Plaintiffs, however, would have this court go further in setting forth the standard of care to be observed by a newspaper which publishes advertisements. They would have this court set forth a rule that once a newspaper received notice from a competitor of an advertiser that an advertisement which was published was false or misleading that newspaper would publish the advertisement at its peril. This court does not agree. Such a rule would make a newspaper an arbiter of the conflicting claims of competing advertisers and would impose an intolerable burden upon newspapers and would, in the end, have a chilling effect upon them since they would have to refuse many items submitted because of possibility that publication would lead to liability. Nor should the onerous burden be placed upon newspapers under ordinary circumstances to conduct investigations in order to determine the effect of a questioned advertisement. Even in the case at bar, for example, reasonable judges could disagree as to whether the advertisement published by the newspaper defendants was or was not false and misleading. Therefore, this court is of the opinion that a standard that is consistent with protecting the public from irresponsible conduct by newspapers and that at the same time preserves the right of newspapers to publish advertisements should be that the newspaper is only liable if it publishes a false advertisement maliciously or with intent to harm another or acts with total reckless abandon.
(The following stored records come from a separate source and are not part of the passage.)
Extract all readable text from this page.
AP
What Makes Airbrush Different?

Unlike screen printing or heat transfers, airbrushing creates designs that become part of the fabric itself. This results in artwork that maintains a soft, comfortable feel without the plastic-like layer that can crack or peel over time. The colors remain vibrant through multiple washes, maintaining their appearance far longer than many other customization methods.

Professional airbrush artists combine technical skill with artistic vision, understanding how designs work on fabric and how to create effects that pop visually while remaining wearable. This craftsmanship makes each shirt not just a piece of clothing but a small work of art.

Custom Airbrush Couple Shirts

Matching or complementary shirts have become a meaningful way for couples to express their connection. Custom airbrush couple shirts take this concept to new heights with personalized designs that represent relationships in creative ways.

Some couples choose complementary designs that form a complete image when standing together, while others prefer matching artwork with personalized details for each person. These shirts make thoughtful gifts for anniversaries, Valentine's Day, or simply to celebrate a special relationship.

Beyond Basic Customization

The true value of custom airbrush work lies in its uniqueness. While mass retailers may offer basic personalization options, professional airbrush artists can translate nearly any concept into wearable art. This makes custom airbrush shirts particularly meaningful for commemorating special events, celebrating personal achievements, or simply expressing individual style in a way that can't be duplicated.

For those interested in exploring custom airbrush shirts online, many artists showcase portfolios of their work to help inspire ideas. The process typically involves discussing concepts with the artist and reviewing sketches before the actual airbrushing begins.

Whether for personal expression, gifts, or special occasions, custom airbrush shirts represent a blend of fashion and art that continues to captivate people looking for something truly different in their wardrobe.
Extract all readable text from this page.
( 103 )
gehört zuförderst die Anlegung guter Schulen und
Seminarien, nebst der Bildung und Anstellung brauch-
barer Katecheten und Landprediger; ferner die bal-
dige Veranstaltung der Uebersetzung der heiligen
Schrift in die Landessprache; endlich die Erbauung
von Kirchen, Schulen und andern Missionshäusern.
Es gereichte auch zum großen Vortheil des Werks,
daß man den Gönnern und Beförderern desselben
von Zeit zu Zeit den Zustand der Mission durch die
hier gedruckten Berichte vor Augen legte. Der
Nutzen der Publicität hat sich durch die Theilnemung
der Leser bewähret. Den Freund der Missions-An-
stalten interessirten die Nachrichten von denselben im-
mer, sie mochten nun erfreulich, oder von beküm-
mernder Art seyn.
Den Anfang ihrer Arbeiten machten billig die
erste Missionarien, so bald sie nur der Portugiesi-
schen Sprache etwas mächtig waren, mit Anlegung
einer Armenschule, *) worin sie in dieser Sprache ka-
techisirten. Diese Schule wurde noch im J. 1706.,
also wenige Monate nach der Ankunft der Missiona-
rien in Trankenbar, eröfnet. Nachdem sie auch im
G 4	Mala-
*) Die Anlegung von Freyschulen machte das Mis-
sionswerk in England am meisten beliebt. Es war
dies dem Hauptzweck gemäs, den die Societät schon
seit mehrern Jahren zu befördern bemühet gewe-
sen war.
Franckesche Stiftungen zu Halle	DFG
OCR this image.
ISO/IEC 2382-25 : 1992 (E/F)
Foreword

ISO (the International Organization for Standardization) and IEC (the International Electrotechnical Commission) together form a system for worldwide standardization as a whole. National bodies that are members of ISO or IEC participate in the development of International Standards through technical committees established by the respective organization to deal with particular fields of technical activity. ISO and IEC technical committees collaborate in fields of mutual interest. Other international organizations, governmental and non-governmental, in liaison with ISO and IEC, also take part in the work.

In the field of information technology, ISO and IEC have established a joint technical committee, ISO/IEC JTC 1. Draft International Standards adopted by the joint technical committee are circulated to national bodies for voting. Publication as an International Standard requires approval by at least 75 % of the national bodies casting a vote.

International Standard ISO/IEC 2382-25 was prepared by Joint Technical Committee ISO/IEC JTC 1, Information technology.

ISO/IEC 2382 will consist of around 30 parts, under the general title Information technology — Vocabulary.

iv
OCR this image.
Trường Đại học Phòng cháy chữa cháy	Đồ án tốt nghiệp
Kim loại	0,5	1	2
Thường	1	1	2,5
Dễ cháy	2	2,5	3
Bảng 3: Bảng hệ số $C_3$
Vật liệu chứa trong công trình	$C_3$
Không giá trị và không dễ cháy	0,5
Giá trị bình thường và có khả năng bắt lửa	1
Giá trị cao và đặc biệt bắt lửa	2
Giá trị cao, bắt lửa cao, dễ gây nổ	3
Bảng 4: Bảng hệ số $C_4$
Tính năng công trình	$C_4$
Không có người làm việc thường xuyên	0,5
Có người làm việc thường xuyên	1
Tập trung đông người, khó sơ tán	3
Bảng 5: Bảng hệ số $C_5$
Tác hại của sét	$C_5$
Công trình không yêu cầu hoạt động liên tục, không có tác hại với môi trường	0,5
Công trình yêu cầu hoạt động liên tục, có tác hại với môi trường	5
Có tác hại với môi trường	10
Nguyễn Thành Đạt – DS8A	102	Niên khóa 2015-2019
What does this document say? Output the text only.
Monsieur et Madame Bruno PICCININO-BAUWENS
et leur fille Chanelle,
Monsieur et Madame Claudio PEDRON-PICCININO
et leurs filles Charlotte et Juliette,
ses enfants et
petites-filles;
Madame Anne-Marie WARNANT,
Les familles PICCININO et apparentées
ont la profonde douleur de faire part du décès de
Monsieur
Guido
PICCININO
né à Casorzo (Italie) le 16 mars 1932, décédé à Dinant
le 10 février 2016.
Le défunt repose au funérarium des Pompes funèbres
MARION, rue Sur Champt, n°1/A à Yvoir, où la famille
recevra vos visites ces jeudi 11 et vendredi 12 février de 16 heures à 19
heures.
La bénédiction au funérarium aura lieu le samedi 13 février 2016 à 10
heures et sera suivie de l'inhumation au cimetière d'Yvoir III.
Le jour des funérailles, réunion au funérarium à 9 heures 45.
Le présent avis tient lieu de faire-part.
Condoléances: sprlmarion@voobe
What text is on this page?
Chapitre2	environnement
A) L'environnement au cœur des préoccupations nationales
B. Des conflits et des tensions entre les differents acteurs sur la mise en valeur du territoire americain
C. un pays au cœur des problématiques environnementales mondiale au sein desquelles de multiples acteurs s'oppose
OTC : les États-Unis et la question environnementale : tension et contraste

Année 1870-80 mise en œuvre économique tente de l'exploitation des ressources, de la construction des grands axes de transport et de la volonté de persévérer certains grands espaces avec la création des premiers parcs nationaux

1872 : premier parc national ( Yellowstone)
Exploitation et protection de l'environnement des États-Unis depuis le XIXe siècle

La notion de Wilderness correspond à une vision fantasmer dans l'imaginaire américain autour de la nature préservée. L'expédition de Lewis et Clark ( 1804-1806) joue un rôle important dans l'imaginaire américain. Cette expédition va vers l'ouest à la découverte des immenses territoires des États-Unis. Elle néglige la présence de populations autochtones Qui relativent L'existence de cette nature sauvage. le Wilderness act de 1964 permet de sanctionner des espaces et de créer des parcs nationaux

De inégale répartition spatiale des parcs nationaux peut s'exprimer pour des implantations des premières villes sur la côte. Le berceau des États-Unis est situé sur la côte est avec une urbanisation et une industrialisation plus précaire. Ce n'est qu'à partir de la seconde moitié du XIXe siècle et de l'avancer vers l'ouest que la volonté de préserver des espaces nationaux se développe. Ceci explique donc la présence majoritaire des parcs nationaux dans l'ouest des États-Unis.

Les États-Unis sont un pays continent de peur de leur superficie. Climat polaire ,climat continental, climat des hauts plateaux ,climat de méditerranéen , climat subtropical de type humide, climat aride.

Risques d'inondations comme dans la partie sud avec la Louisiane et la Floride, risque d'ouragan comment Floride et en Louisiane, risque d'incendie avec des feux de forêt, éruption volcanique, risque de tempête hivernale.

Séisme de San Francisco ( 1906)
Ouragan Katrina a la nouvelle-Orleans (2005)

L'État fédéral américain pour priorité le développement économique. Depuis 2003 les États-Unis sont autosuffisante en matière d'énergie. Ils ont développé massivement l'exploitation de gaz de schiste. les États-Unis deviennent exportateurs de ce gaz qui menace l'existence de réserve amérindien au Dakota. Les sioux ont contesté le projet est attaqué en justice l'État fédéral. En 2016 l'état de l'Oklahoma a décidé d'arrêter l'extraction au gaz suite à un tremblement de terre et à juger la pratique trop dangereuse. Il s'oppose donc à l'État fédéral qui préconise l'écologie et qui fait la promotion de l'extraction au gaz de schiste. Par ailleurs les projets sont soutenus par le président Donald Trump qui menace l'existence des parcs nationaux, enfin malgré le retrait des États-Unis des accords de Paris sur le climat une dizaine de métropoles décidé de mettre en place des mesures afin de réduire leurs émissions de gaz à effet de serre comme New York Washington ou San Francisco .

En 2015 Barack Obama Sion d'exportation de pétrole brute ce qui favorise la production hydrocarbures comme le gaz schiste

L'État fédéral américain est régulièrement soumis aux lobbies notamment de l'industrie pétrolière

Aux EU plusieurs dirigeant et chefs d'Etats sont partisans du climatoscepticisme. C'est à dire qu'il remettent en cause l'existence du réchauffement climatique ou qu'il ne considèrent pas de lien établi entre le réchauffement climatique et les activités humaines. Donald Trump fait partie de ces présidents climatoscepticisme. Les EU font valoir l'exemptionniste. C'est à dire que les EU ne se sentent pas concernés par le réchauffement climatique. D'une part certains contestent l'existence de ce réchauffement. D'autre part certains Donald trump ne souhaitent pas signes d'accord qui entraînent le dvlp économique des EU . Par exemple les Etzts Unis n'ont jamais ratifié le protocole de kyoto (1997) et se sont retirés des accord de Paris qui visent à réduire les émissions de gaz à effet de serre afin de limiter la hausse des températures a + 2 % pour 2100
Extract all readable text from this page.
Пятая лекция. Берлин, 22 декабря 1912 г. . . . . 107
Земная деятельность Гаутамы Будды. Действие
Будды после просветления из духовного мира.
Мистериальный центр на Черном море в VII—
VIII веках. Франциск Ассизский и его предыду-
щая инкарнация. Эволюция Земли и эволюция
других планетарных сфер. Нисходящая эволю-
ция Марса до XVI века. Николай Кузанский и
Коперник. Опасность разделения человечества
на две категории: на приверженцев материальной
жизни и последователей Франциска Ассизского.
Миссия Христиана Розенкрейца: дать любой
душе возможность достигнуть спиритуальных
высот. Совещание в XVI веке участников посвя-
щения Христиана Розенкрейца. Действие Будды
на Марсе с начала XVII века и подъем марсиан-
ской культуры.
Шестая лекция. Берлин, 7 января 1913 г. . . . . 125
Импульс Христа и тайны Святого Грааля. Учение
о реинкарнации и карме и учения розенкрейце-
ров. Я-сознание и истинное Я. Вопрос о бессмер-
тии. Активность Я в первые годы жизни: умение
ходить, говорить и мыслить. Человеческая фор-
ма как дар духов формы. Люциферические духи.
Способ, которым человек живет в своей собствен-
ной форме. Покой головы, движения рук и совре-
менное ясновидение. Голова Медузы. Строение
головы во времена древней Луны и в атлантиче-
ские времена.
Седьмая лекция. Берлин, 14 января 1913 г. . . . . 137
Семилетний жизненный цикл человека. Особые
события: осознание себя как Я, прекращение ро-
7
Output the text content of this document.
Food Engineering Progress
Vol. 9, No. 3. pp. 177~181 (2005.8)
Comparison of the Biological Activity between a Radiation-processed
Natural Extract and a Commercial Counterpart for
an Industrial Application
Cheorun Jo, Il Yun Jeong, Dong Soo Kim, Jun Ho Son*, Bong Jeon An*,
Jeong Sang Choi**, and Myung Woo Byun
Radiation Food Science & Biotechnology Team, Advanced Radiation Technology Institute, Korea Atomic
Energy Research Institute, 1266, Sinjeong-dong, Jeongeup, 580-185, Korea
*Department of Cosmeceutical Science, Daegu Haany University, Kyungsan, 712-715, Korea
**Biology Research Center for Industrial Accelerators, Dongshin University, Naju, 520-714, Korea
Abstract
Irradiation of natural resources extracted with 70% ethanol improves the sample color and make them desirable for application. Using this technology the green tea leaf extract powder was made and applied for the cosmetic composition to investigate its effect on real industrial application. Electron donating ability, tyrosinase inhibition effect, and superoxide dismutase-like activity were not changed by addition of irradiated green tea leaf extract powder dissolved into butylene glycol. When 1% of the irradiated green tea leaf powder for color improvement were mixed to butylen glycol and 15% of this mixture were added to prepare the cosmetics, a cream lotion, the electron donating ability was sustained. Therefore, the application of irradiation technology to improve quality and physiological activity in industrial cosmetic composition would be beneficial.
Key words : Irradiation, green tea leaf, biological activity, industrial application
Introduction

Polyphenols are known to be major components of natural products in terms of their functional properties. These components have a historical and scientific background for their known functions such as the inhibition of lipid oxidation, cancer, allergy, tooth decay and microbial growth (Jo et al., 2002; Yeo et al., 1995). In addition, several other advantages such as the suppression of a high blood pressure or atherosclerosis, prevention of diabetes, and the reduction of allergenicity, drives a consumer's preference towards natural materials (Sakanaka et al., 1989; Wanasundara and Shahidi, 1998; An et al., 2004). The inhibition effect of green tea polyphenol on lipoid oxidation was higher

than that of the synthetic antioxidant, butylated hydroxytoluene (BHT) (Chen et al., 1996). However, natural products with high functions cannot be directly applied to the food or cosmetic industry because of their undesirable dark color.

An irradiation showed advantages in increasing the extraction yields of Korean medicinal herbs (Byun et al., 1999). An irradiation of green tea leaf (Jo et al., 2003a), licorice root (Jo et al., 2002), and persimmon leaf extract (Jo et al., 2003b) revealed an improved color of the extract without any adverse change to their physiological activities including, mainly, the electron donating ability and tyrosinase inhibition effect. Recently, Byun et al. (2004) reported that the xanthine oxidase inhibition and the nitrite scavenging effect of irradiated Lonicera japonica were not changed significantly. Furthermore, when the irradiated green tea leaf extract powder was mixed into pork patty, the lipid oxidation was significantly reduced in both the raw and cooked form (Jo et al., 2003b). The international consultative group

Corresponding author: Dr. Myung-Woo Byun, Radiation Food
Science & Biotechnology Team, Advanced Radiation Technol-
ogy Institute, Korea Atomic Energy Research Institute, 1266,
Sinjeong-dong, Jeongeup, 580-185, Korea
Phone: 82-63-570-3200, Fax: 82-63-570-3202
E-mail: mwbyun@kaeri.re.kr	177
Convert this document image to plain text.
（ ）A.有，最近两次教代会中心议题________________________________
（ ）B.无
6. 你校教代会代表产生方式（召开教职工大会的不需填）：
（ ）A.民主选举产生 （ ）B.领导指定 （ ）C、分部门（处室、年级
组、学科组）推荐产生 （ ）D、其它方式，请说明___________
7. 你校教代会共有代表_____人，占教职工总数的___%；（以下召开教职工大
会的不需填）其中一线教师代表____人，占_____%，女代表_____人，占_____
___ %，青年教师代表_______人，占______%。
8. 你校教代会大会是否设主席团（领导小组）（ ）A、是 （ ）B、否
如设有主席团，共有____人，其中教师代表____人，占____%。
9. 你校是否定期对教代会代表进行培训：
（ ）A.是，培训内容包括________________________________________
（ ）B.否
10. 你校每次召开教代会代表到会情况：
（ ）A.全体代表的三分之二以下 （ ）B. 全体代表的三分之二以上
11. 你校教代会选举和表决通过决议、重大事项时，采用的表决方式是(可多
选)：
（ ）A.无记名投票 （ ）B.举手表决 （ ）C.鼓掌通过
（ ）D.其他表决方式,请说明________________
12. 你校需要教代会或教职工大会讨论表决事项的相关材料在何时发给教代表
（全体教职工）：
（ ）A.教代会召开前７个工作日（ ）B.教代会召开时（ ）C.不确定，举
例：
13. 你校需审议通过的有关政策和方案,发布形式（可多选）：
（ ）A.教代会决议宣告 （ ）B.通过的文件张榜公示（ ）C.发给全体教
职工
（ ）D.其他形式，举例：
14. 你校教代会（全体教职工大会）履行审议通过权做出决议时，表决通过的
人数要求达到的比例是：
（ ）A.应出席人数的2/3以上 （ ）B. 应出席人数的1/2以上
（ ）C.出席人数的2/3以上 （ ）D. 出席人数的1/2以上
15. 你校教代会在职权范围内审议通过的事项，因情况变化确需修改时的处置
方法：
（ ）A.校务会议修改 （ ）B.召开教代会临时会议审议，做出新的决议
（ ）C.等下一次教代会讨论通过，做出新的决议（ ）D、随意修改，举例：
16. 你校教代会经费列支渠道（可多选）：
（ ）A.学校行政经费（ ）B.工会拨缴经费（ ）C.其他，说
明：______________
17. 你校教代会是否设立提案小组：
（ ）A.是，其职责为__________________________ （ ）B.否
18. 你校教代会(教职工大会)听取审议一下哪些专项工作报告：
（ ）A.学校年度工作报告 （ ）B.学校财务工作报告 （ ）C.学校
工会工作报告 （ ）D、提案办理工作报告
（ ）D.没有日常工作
From the pleadings and affidavits submitted to the court, it is obvious that in this case the conduct of defendant newspapers does not come close to approaching that standard. All that is alleged and proven is the publication of the advertisement and, as against some of the newspapers, the continued publication after notice that plaintiffs deemed the advertisement injurious. There is no showing of intent to harm or malice, nor was the conduct of these newspapers reckless.
Accordingly, the four motions for summary judgment dismissing the complaint are granted in all respects.